Third, Americans are not willing to change their style of living. At the 1992 UN conference, the Bush Administration said that: "The US standard of living is not up for debate." Nothing has changed. The US has 4.8 per cent of the world's population but produces 26 per cent of the greenhouse gases.

Finally, the US has little international influence on environmental policy. It is important for damaging the global environment but it has little influence on global environmental policy. Indeed, most decisions that now affect the environment are made outside national governments, such as the consumer demands created and satisfied by transnational corporations.

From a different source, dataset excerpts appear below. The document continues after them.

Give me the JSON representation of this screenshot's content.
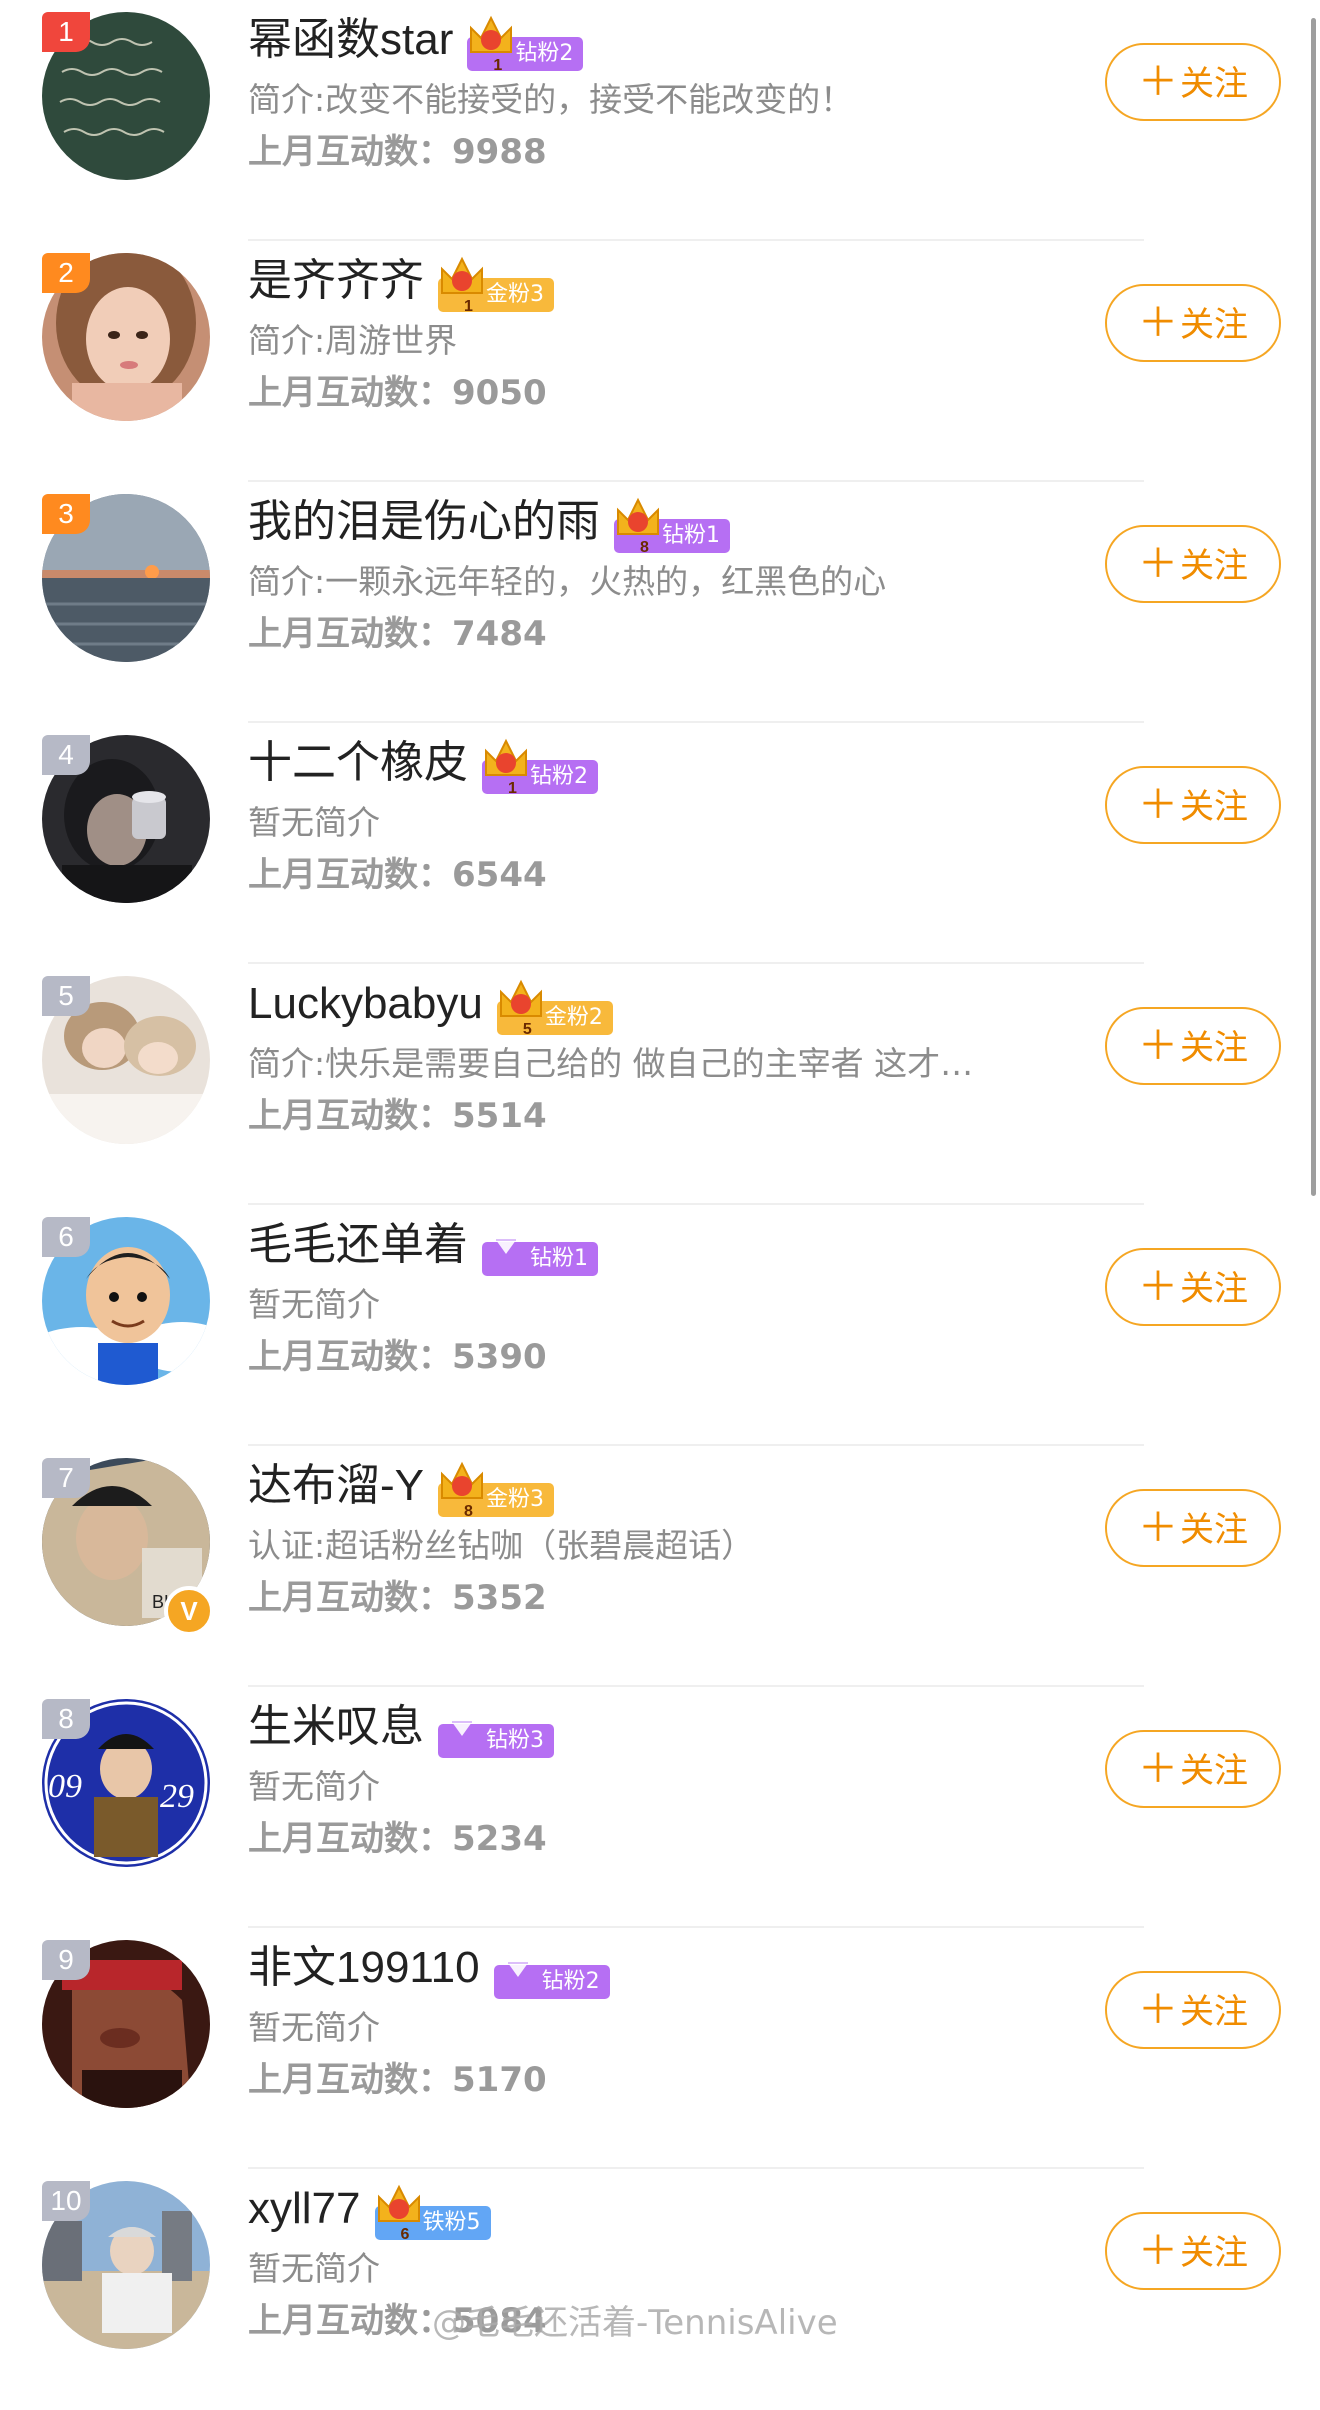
{
  "colors": {
    "follow_accent": "#f5a623",
    "rank_red": "#f0463c",
    "rank_orange": "#ff8a1f",
    "rank_gray": "#b6b9c6",
    "diamond_purple": "#b66ff3",
    "gold_yellow": "#f8b93b",
    "iron_blue": "#62a6f5"
  },
  "follow_label": "关注",
  "users": [
    {
      "rank": "1",
      "name": "幂函数star",
      "badge": {
        "label": "钻粉2",
        "type": "diamond",
        "crown": true,
        "level": "1"
      },
      "bio": "简介:改变不能接受的，接受不能改变的！",
      "stat": "上月互动数：9988",
      "avatar": "chalkboard",
      "verified": false
    },
    {
      "rank": "2",
      "name": "是齐齐齐",
      "badge": {
        "label": "金粉3",
        "type": "gold",
        "crown": true,
        "level": "1"
      },
      "bio": "简介:周游世界",
      "stat": "上月互动数：9050",
      "avatar": "girl-portrait",
      "verified": false
    },
    {
      "rank": "3",
      "name": "我的泪是伤心的雨",
      "badge": {
        "label": "钻粉1",
        "type": "diamond",
        "crown": true,
        "level": "8"
      },
      "bio": "简介:一颗永远年轻的，火热的，红黑色的心",
      "stat": "上月互动数：7484",
      "avatar": "sea-sunset",
      "verified": false
    },
    {
      "rank": "4",
      "name": "十二个橡皮",
      "badge": {
        "label": "钻粉2",
        "type": "diamond",
        "crown": true,
        "level": "1"
      },
      "bio": "暂无简介",
      "stat": "上月互动数：6544",
      "avatar": "dark-portrait",
      "verified": false
    },
    {
      "rank": "5",
      "name": "Luckybabyu",
      "badge": {
        "label": "金粉2",
        "type": "gold",
        "crown": true,
        "level": "5"
      },
      "bio": "简介:快乐是需要自己给的 做自己的主宰者 这才…",
      "stat": "上月互动数：5514",
      "avatar": "pillow-photo",
      "verified": false
    },
    {
      "rank": "6",
      "name": "毛毛还单着",
      "badge": {
        "label": "钻粉1",
        "type": "diamond",
        "crown": false,
        "level": ""
      },
      "bio": "暂无简介",
      "stat": "上月互动数：5390",
      "avatar": "cartoon-boy",
      "verified": false
    },
    {
      "rank": "7",
      "name": "达布溜-Y",
      "badge": {
        "label": "金粉3",
        "type": "gold",
        "crown": true,
        "level": "8"
      },
      "bio": "认证:超话粉丝钻咖（张碧晨超话）",
      "stat": "上月互动数：5352",
      "avatar": "hat-portrait",
      "verified": true
    },
    {
      "rank": "8",
      "name": "生米叹息",
      "badge": {
        "label": "钻粉3",
        "type": "diamond",
        "crown": false,
        "level": ""
      },
      "bio": "暂无简介",
      "stat": "上月互动数：5234",
      "avatar": "blue-poster",
      "verified": false
    },
    {
      "rank": "9",
      "name": "非文199110",
      "badge": {
        "label": "钻粉2",
        "type": "diamond",
        "crown": false,
        "level": ""
      },
      "bio": "暂无简介",
      "stat": "上月互动数：5170",
      "avatar": "profile-face",
      "verified": false
    },
    {
      "rank": "10",
      "name": "xyll77",
      "badge": {
        "label": "铁粉5",
        "type": "iron",
        "crown": true,
        "level": "6"
      },
      "bio": "暂无简介",
      "stat": "上月互动数：5084",
      "avatar": "beach-photo",
      "verified": false
    }
  ],
  "watermark": "@毛毛还活着-TennisAlive"
}
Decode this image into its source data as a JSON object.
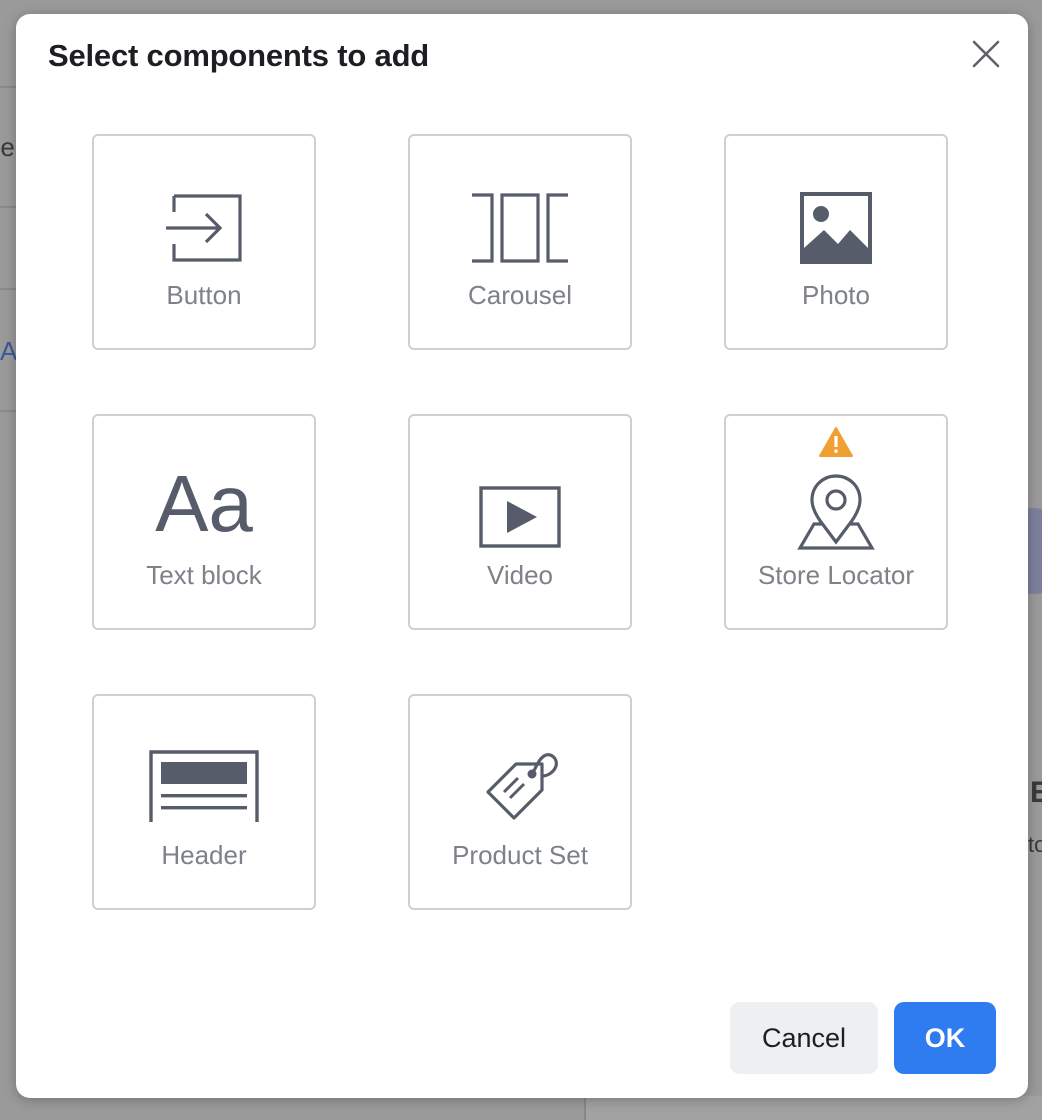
{
  "background": {
    "fragments": [
      "rie",
      "A",
      "E",
      "to"
    ]
  },
  "dialog": {
    "title": "Select components to add",
    "close_icon": "close-icon",
    "components": [
      {
        "label": "Button",
        "icon": "button-icon"
      },
      {
        "label": "Carousel",
        "icon": "carousel-icon"
      },
      {
        "label": "Photo",
        "icon": "photo-icon"
      },
      {
        "label": "Text block",
        "icon": "text-block-icon",
        "glyph": "Aa"
      },
      {
        "label": "Video",
        "icon": "video-icon"
      },
      {
        "label": "Store Locator",
        "icon": "store-locator-icon",
        "warning": "warning-icon"
      },
      {
        "label": "Header",
        "icon": "header-icon"
      },
      {
        "label": "Product Set",
        "icon": "product-set-icon"
      }
    ],
    "buttons": {
      "cancel": "Cancel",
      "ok": "OK"
    }
  },
  "colors": {
    "icon": "#575c6a",
    "label": "#7d8188",
    "tile_border": "#ccd0d5",
    "primary": "#2e7cf0",
    "warning": "#f0a033"
  }
}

Even within the UN, the UN environment programme is a small organisation, and it has a smaller budget than the international spending of Greenpeace.

Therefore, there is little foreign government support for the grand plans set out by Al Gore. Indeed, there has been little formal governmental debate of his ideas. Some environmental non-government organisations have supported them. But not even the US's closest political allies (such as Britain or Japan) have supported the ideas outlined in Gore's book.

If Gore has failed on the environment during the past eight years, would a Bush Administration be any better? No. If George W. Bush wins in November, he will be surrounded by advisers with poor records on protecting the environment. American environmental non-government organisations would prefer a Gore victory.

Whoever becomes president in November - no matter how much he promises to help the environment - will still be blocked by Congress and the refusal of most Americans to change their lifestyle.

The only thing certain about the November election is that there will be little benefit for the global environment. Whoever wins in November, the global environment will be a loser.

* Keith Suter is a senior fellow of the Global Business Network Australia.